La secrétaire du CHSCT, qui a « demandé une réunion extraordinaire dès le lendemain du suicide », en est persuadée : sans médiatisation de l'affaire, « il n'y aurait pas eu de réunion extraordinaire ». Dans son communiqué, le rectorat assure au contraire que l'instance a été « organisée dans le plus court délai possible après réception du rapport de l’enquête ordonnée par le recteur le 9 juin ».
Un point particulier demeure à éclaircir : y a-t-il eu ou non plainte déposée par la jeune fille ou sa famille ? Deux réponses contradictoires nous ont été exprimées : oui, selon le recteur, non, selon les syndicats. Procureure de la République du Tribunal de grande instance de Vesoul, Claude Ruard nous a indiqué ce jeudi 2 juillet : « a priori, je n'ai pas été saisie de plainte ». Elle précise qu'il n'y a « pas de plainte pénale déposée auprès d'un service de police ou de gendarmerie ». Une plainte a-t-elle été déposée au parquet ? « Non ».
Aucune action judiciaire ouverte
Cependant, une confusion bien compréhensible ne permet pas d'être totalement affirmatif. Le tribunal de Vesoul est en plein déménagement et des vérifications sont en cours, tant au parquet qu'au rectorat, pour chercher la trace d'une éventuelle plainte. Un signalement a bien été effectué par le proviseur du lycée à l'inspecteur d'académie, mais Mme Ruard n'en a pas eu communication. Celle-ci doit notamment s'effectuer dans le cadre de l'article 40 du code procédure pénale « bien connu de l'Éducation nationale en cas de violences ou d'abus sexuels sur enfants ».
Il n'y a donc pas d'action judiciaire ouverte : « il faut pour cela connaissance des faits », explique la magistrate, « sans information officielle, plainte de la jeune fille ou de ses parents, ou signalement, le parquet n'agit pas car il n'est saisi de rien. Il peut quand même y avoir enquête à partir d'actes portés à sa connaissance, mais si l'auteur présumé est décédé, l'action est éteinte... Ce qui n'empêche pas un minimum d'enquête pour vérifier les faits dénoncés... »
Un récent débat parlementaire en écho
Voir l'analyse du texte sur Café pédagogique.
Cette douloureuse histoire donne un écho tout particulier aux débats ayant animé l'Assemblée nationale pas plus tard que le 24 juin dernier.

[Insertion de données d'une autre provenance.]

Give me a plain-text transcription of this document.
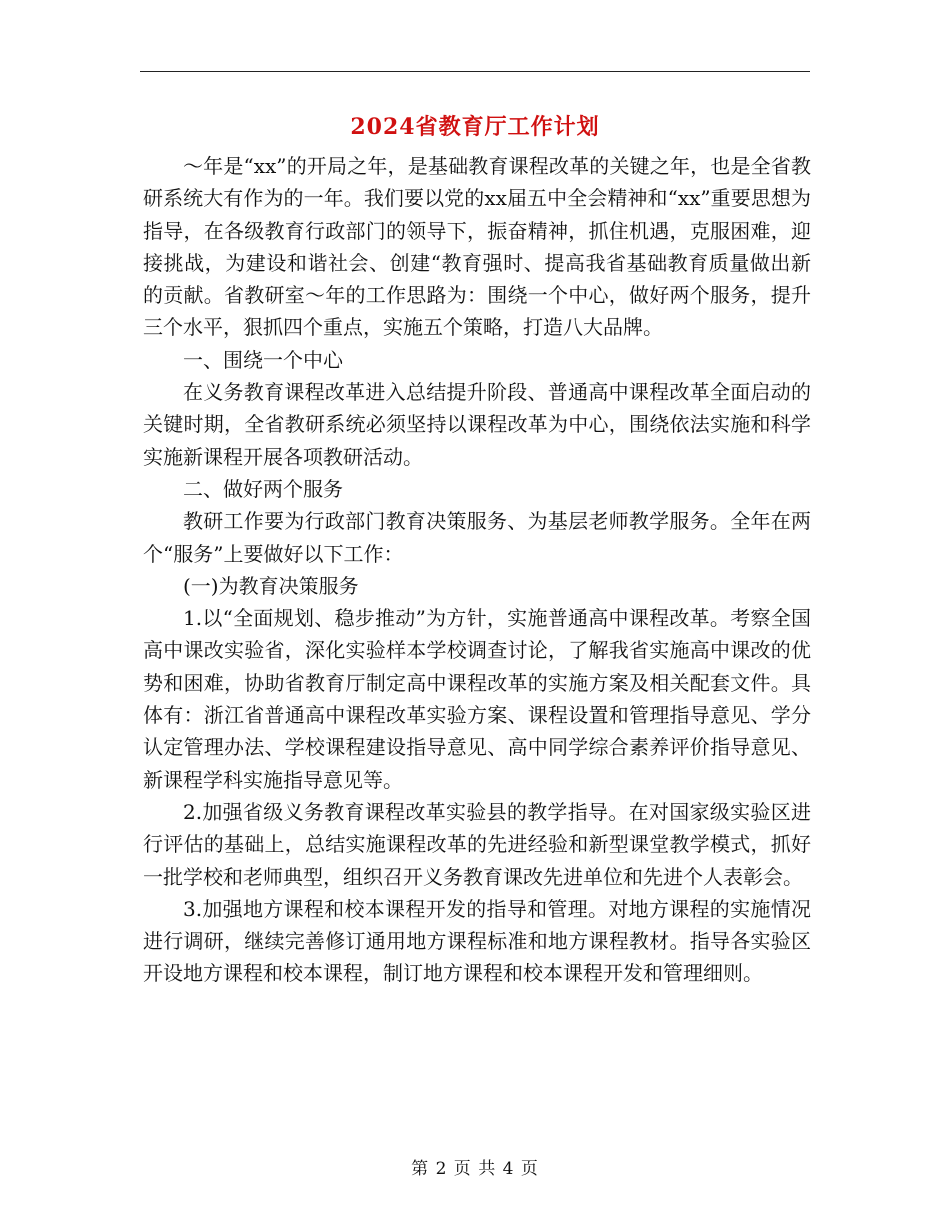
2024省教育厅工作计划

～年是“xx”的开局之年，是基础教育课程改革的关键之年，也是全省教研系统大有作为的一年。我们要以党的xx届五中全会精神和“xx”重要思想为指导，在各级教育行政部门的领导下，振奋精神，抓住机遇，克服困难，迎接挑战，为建设和谐社会、创建“教育强时、提高我省基础教育质量做出新的贡献。省教研室～年的工作思路为：围绕一个中心，做好两个服务，提升三个水平，狠抓四个重点，实施五个策略，打造八大品牌。

一、围绕一个中心

在义务教育课程改革进入总结提升阶段、普通高中课程改革全面启动的关键时期，全省教研系统必须坚持以课程改革为中心，围绕依法实施和科学实施新课程开展各项教研活动。

二、做好两个服务

教研工作要为行政部门教育决策服务、为基层老师教学服务。全年在两个“服务”上要做好以下工作：

(一)为教育决策服务

1.以“全面规划、稳步推动”为方针，实施普通高中课程改革。考察全国高中课改实验省，深化实验样本学校调查讨论，了解我省实施高中课改的优势和困难，协助省教育厅制定高中课程改革的实施方案及相关配套文件。具体有：浙江省普通高中课程改革实验方案、课程设置和管理指导意见、学分认定管理办法、学校课程建设指导意见、高中同学综合素养评价指导意见、新课程学科实施指导意见等。

2.加强省级义务教育课程改革实验县的教学指导。在对国家级实验区进行评估的基础上，总结实施课程改革的先进经验和新型课堂教学模式，抓好一批学校和老师典型，组织召开义务教育课改先进单位和先进个人表彰会。

3.加强地方课程和校本课程开发的指导和管理。对地方课程的实施情况进行调研，继续完善修订通用地方课程标准和地方课程教材。指导各实验区开设地方课程和校本课程，制订地方课程和校本课程开发和管理细则。

第 2 页 共 4 页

On discutait en seconde lecture d'un texte visant à transposer en droit français une directive européenne sur la procédure pénale. La ministre de l'Éducation nationale, Najat Vallaud-Belkacem, a alors proposé un amendement destiné à systématiser l'information de la justice vers son administration en cas de poursuites, de renvoi devant un tribunal ou mise en examen pour violences ou atteintes sexuelles sur des enfants, tout en n'oubliant pas le principe de la présomption d'innocence...

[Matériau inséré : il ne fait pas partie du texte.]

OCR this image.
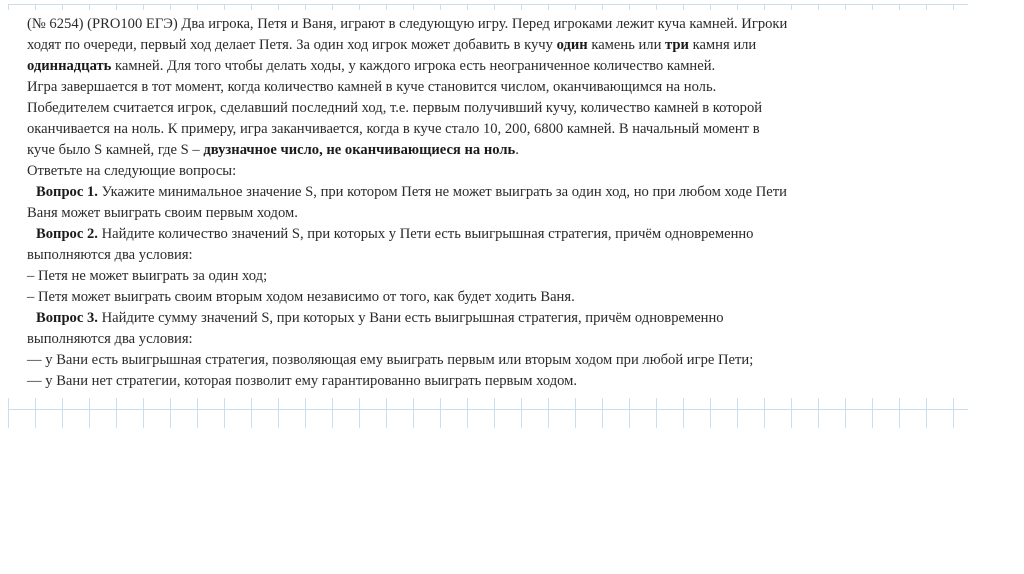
(№ 6254) (PRO100 ЕГЭ) Два игрока, Петя и Ваня, играют в следующую игру. Перед игроками лежит куча камней. Игроки
ходят по очереди, первый ход делает Петя. За один ход игрок может добавить в кучу один камень или три камня или
одиннадцать камней. Для того чтобы делать ходы, у каждого игрока есть неограниченное количество камней.
Игра завершается в тот момент, когда количество камней в куче становится числом, оканчивающимся на ноль.
Победителем считается игрок, сделавший последний ход, т.е. первым получивший кучу, количество камней в которой
оканчивается на ноль. К примеру, игра заканчивается, когда в куче стало 10, 200, 6800 камней. В начальный момент в
куче было S камней, где S – двузначное число, не оканчивающиеся на ноль.
Ответьте на следующие вопросы:
Вопрос 1. Укажите минимальное значение S, при котором Петя не может выиграть за один ход, но при любом ходе Пети
Ваня может выиграть своим первым ходом.
Вопрос 2. Найдите количество значений S, при которых у Пети есть выигрышная стратегия, причём одновременно
выполняются два условия:
– Петя не может выиграть за один ход;
– Петя может выиграть своим вторым ходом независимо от того, как будет ходить Ваня.
Вопрос 3. Найдите сумму значений S, при которых у Вани есть выигрышная стратегия, причём одновременно
выполняются два условия:
— у Вани есть выигрышная стратегия, позволяющая ему выиграть первым или вторым ходом при любой игре Пети;
— у Вани нет стратегии, которая позволит ему гарантированно выиграть первым ходом.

L'objectif est d'éloigner des enfants les coupables, mais aussi les personnes suspectées, ce qui pose des questions juridiques fondamentales. Le rapporteur de la loi, le député Dominique Raimbourg (PS) émettait des réserves craignant « des gens que l'on accuse à tort ».
On est certes, au lycée de Cournot de Gray, dans une situation différente, ne serait-ce parce que la justice ne semble pas avoir été saisie. Ce qui est plus terrible encore. Et illustre la nécessité de combiner respect du droit, délicatesse et professionnalisme... Sans pour autant tomber dans la paranoïa.